In Liebenburg im Landkreis Goslar kam es am Mittwochabend zu einem Großeinsatz der Feuerwehr, denn in einer Fachklinik war ein Brand ausgebrochen. Das Feuer in der Klinik Liebenburg erforderte die sofortige Evakuierung mehrerer Patienten aus dem betroffenen Gebäude. Glücklicherweise gab es nach ersten Informationen der Einsatzkräfte vor Ort keine Verletzten.
Brandherd im Dachgeschoss vermutet
Betroffen von dem Brand war ein Gebäude der bekannten Klinik Dr. Fontheim, die auf Psychiatrie, Psychotherapie und Psychosomatik spezialisiert ist. Ein Sprecher der Feuerwehr teilte mit, dass der Brandherd höchstwahrscheinlich im Dachgeschoss des Gebäudes ausbrach. Dadurch konnte sich das Feuer zunächst unbemerkt ausbreiten, bevor die Brandmeldeanlage auslöste und die Rettungskette in Gang setzte.
Die genaue Brandursache ist allerdings noch vollkommen unklar und wird nun von den zuständigen Behörden ermittelt. Brandermittler der Polizei werden den Ort des Geschehens untersuchen, sobald die Löscharbeiten vollständig abgeschlossen sind und das Gebäude als sicher gilt. Solche Untersuchungen sind komplex, weshalb Ergebnisse oft erst nach einigen Tagen vorliegen.
Erfolgreiche Evakuierung der Patienten
Unmittelbar nach der Alarmierung mussten mehrere Patienten den betroffenen Klinikteil verlassen, während zahlreiche Einsatzkräfte vor Ort eintrafen. Die Polizei bestätigte, dass alle evakuierten Personen umgehend in Sicherheit gebracht und in anderen Teilen der Klinik untergebracht werden konnten. Die Klinikmitarbeiter handelten umsichtig und unterstützten die Evakuierung professionell.

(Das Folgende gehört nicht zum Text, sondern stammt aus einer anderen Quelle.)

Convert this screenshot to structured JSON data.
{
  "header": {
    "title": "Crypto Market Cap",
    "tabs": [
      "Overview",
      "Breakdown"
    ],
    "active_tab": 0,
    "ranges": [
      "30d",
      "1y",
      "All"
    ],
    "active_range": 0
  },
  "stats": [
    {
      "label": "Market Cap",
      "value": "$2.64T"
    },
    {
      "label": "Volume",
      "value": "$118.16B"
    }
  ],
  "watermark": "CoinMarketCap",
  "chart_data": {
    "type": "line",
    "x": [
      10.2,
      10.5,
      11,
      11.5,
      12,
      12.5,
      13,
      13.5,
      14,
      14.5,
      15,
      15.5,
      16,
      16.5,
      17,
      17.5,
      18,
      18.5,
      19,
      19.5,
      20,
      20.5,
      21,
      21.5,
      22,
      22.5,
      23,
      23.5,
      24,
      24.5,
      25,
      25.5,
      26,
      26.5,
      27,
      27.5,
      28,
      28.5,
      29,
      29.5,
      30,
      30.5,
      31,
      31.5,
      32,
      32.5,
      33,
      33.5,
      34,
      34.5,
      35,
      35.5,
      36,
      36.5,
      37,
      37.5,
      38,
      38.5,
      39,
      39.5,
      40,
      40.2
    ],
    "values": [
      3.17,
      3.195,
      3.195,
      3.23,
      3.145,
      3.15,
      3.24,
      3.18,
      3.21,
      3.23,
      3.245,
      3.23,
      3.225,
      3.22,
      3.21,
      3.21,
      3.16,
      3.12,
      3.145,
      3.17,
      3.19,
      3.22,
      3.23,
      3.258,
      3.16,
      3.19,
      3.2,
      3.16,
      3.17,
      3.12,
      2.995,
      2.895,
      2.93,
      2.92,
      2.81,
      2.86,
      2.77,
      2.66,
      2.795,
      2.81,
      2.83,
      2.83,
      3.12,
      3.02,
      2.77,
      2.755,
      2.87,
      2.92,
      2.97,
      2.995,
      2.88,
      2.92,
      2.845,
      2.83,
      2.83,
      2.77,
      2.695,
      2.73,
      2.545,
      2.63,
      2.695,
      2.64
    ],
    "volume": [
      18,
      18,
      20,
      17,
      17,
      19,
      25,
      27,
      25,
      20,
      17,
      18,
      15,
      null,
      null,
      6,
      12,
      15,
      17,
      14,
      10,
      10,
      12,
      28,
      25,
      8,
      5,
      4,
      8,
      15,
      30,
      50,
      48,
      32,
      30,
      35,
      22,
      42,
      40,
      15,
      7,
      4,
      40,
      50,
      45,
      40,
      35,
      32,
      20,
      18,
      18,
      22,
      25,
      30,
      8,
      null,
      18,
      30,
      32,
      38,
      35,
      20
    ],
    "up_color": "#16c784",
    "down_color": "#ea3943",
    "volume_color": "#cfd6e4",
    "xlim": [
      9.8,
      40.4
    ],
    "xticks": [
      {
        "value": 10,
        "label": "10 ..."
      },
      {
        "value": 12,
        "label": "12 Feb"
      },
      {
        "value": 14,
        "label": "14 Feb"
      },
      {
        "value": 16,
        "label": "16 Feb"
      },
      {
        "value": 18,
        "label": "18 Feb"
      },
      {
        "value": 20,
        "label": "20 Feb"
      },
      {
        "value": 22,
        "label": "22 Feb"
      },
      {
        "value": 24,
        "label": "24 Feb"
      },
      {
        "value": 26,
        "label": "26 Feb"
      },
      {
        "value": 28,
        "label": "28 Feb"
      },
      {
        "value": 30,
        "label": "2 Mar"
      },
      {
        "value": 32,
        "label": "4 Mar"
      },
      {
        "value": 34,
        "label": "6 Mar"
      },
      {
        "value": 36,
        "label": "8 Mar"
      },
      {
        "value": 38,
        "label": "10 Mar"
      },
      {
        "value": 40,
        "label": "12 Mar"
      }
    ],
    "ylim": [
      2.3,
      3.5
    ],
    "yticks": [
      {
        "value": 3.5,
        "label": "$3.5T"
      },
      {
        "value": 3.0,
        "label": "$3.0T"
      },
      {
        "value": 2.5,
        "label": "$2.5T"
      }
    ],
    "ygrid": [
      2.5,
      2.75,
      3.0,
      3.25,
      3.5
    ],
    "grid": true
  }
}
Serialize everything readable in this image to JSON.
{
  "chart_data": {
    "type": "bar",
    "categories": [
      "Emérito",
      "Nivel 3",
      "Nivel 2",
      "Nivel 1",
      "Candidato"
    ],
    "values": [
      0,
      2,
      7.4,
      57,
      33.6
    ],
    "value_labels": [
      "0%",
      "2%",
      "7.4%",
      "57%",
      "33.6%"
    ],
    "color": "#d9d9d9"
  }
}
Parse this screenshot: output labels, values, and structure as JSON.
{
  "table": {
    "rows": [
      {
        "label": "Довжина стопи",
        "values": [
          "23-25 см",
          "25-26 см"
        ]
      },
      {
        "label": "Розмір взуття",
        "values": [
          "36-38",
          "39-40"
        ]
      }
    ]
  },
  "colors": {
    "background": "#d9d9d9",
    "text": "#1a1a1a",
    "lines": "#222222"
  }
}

Obwohl die genaue Anzahl der betroffenen Patienten zunächst nicht offiziell bekannt gegeben wurde, steht fest, dass der Einsatz ohne Verletzte verlief. Dies ist dem schnellen und koordinierten Handeln der Rettungskräfte und des Klinikpersonals zu verdanken. Die Situation war für alle Beteiligten herausfordernd, verlief aber strukturiert ab.
Ermittlungen nach dem Feuer in der Klinik Liebenburg
Der Großeinsatz in Liebenburg zog zahlreiche Feuerwehrleute aus der gesamten Region zusammen, die gemeinsam gegen die Flammen kämpften. Ihre Hauptaufgabe bestand darin, ein Übergreifen des Feuers auf benachbarte Gebäudeteile zu verhindern und den Brandherd gezielt zu löschen. Außerdem sicherten weitere Rettungsdienste das Gelände ab und standen für eventuelle Notfälle bereit.
Nachdem der Brand unter Kontrolle gebracht wurde, haben die polizeilichen Ermittlungen zur Ursache begonnen. Daher bleiben vorerst viele Fragen offen, bis die Spezialisten ihre Arbeit abgeschlossen haben. Die Klinikleitung wird in den kommenden Tagen das Ausmaß des Schadens bewerten und über das weitere Vorgehen informieren.